Mit dieser Formulierung wollte Merkel nach Auskunft aus Regierungskreisen zweierlei klarmachen: Ihre Unterstützung für Juncker sei zweifelsfrei, sie sehe sich aber auch in einem Verhandlungsprozess mit 27 anderen Nationen, dessen Ende sie nicht absehen könne. Darauf deutet die Formulierung, wonach sie Gespräche "im Geiste" führe, und dass Juncker den Präsidenten-Posten bekommen "sollte".
[…] Merkel sagte am Dienstag, die (europäische) Agenda könne von Juncker, "aber auch von vielen andern durchgesetzt werden".  […]

Merkel ist sichtlich darum bemüht die ausufernde Diskussion wieder einzufangen.

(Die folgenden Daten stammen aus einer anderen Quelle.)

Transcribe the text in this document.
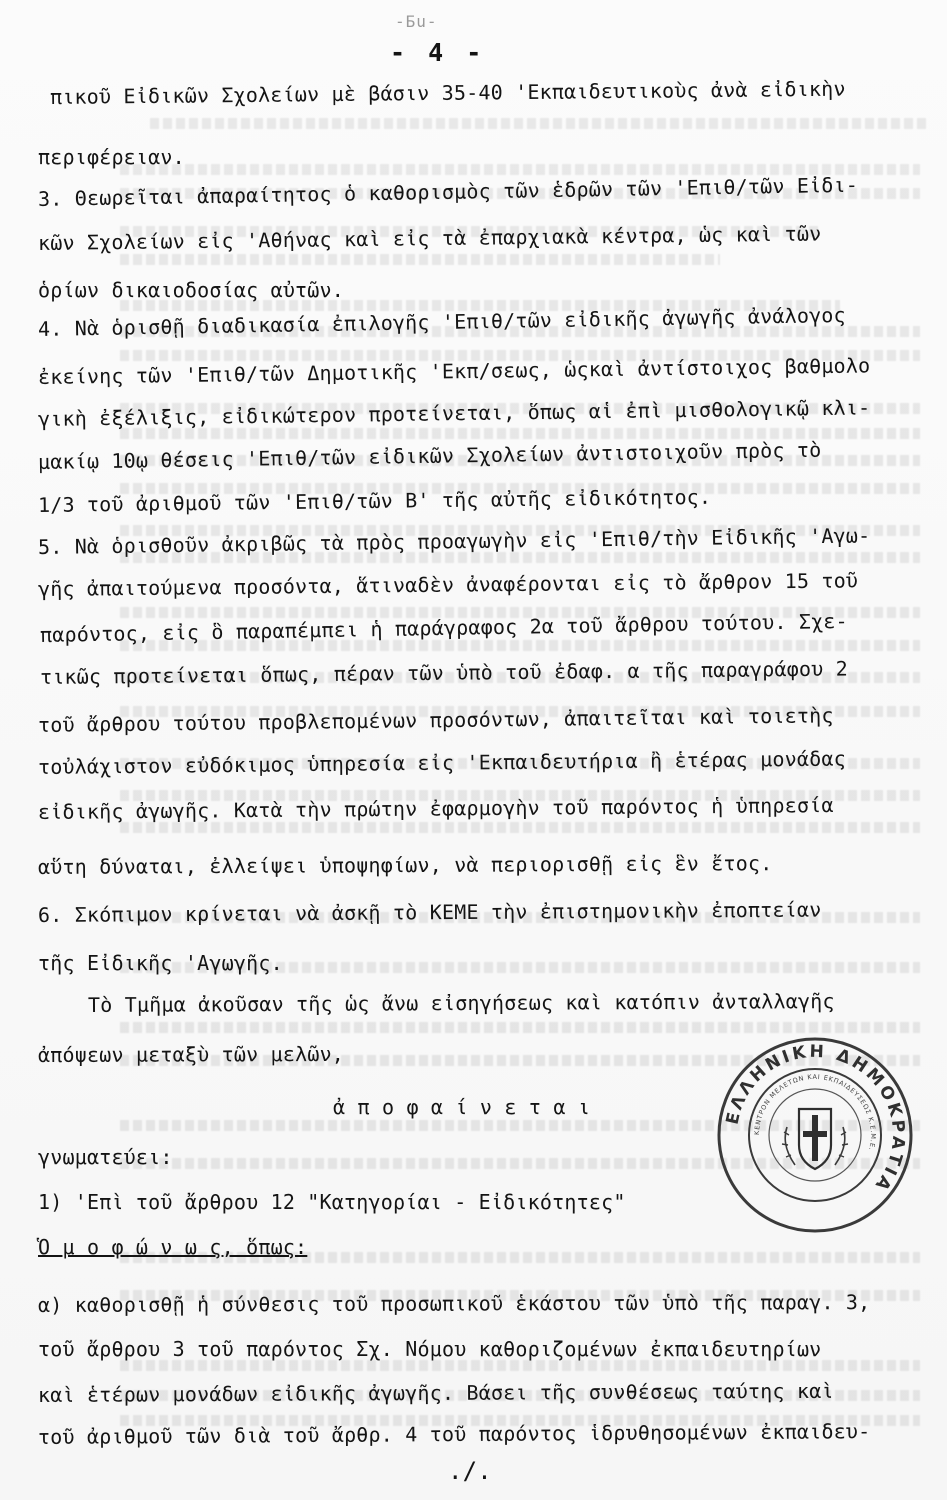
-Бu-
- 4 -
πικοῦ Εἰδικῶν Σχολείων μὲ βάσιν 35-40 'Εκπαιδευτικοὺς ἀνὰ εἰδικὴν
περιφέρειαν.
3. Θεωρεῖται ἀπαραίτητος ὁ καθορισμὸς τῶν ἑδρῶν τῶν 'Επιθ/τῶν Εἰδι-
κῶν Σχολείων εἰς 'Αθήνας καὶ εἰς τὰ ἐπαρχιακὰ κέντρα, ὡς καὶ τῶν
ὁρίων δικαιοδοσίας αὐτῶν.
4. Νὰ ὁρισθῇ διαδικασία ἐπιλογῆς 'Επιθ/τῶν εἰδικῆς ἀγωγῆς ἀνάλογος
ἐκείνης τῶν 'Επιθ/τῶν Δημοτικῆς 'Εκπ/σεως, ὡςκαὶ ἀντίστοιχος βαθμολο
γικὴ ἐξέλιξις, εἰδικώτερον προτείνεται, ὅπως αἱ ἐπὶ μισθολογικῷ κλι-
μακίῳ 10ῳ θέσεις 'Επιθ/τῶν εἰδικῶν Σχολείων ἀντιστοιχοῦν πρὸς τὸ
1/3 τοῦ ἀριθμοῦ τῶν 'Επιθ/τῶν Β' τῆς αὐτῆς εἰδικότητος.
5. Νὰ ὁρισθοῦν ἀκριβῶς τὰ πρὸς προαγωγὴν εἰς 'Επιθ/τὴν Εἰδικῆς 'Αγω-
γῆς ἀπαιτούμενα προσόντα, ἅτιναδὲν ἀναφέρονται εἰς τὸ ἄρθρον 15 τοῦ
παρόντος, εἰς ὃ παραπέμπει ἡ παράγραφος 2α τοῦ ἄρθρου τούτου. Σχε-
τικῶς προτείνεται ὅπως, πέραν τῶν ὑπὸ τοῦ ἐδαφ. α τῆς παραγράφου 2
τοῦ ἄρθρου τούτου προβλεπομένων προσόντων, ἀπαιτεῖται καὶ τοιετὴς
τοὐλάχιστον εὐδόκιμος ὑπηρεσία εἰς 'Εκπαιδευτήρια ἢ ἑτέρας μονάδας
εἰδικῆς ἀγωγῆς. Κατὰ τὴν πρώτην ἐφαρμογὴν τοῦ παρόντος ἡ ὑπηρεσία
αὕτη δύναται, ἐλλείψει ὑποψηφίων, νὰ περιορισθῇ εἰς ἓν ἔτος.
6. Σκόπιμον κρίνεται νὰ ἀσκῇ τὸ ΚΕΜΕ τὴν ἐπιστημονικὴν ἐποπτείαν
τῆς Εἰδικῆς 'Αγωγῆς.
Τὸ Τμῆμα ἀκοῦσαν τῆς ὡς ἄνω εἰσηγήσεως καὶ κατόπιν ἀνταλλαγῆς
ἀπόψεων μεταξὺ τῶν μελῶν,
ἀ π ο φ α ί ν ε τ α ι
γνωματεύει:
1) 'Επὶ τοῦ ἄρθρου 12 "Κατηγορίαι - Εἰδικότητες"
Ὁ μ ο φ ώ ν ω ς, ὅπως:
α) καθορισθῇ ἡ σύνθεσις τοῦ προσωπικοῦ ἑκάστου τῶν ὑπὸ τῆς παραγ. 3,
τοῦ ἄρθρου 3 τοῦ παρόντος Σχ. Νόμου καθοριζομένων ἐκπαιδευτηρίων
καὶ ἑτέρων μονάδων εἰδικῆς ἀγωγῆς. Βάσει τῆς συνθέσεως ταύτης καὶ
τοῦ ἀριθμοῦ τῶν διὰ τοῦ ἄρθρ. 4 τοῦ παρόντος ἱδρυθησομένων ἐκπαιδευ-
./.
ΕΛΛΗΝΙΚΗ ΔΗΜΟΚΡΑΤΙΑ
ΚΕΝΤΡΟΝ ΜΕΛΕΤΩΝ ΚΑΙ ΕΚΠΑΙΔΕΥΣΕΩΣ Κ.Ε.Μ.Ε.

Die Journalisten sollen sich gar nicht erst daran gewöhnen, daß man Angela, die Große, wie andere Politiker auch nach Kriterien des Anstands und der Vernunft kritisieren darf.
Der Urnenpöbel soll gar nicht erst aufwachen.
Sie könnte wieder einmal richtig liegen mit ihrer Strategie. Gestern war allgemeines Saufgelage („Vatertag“), jetzt ist Wochenende und ohnehin denken alle nur noch an die Fußballweltmeisterschaft.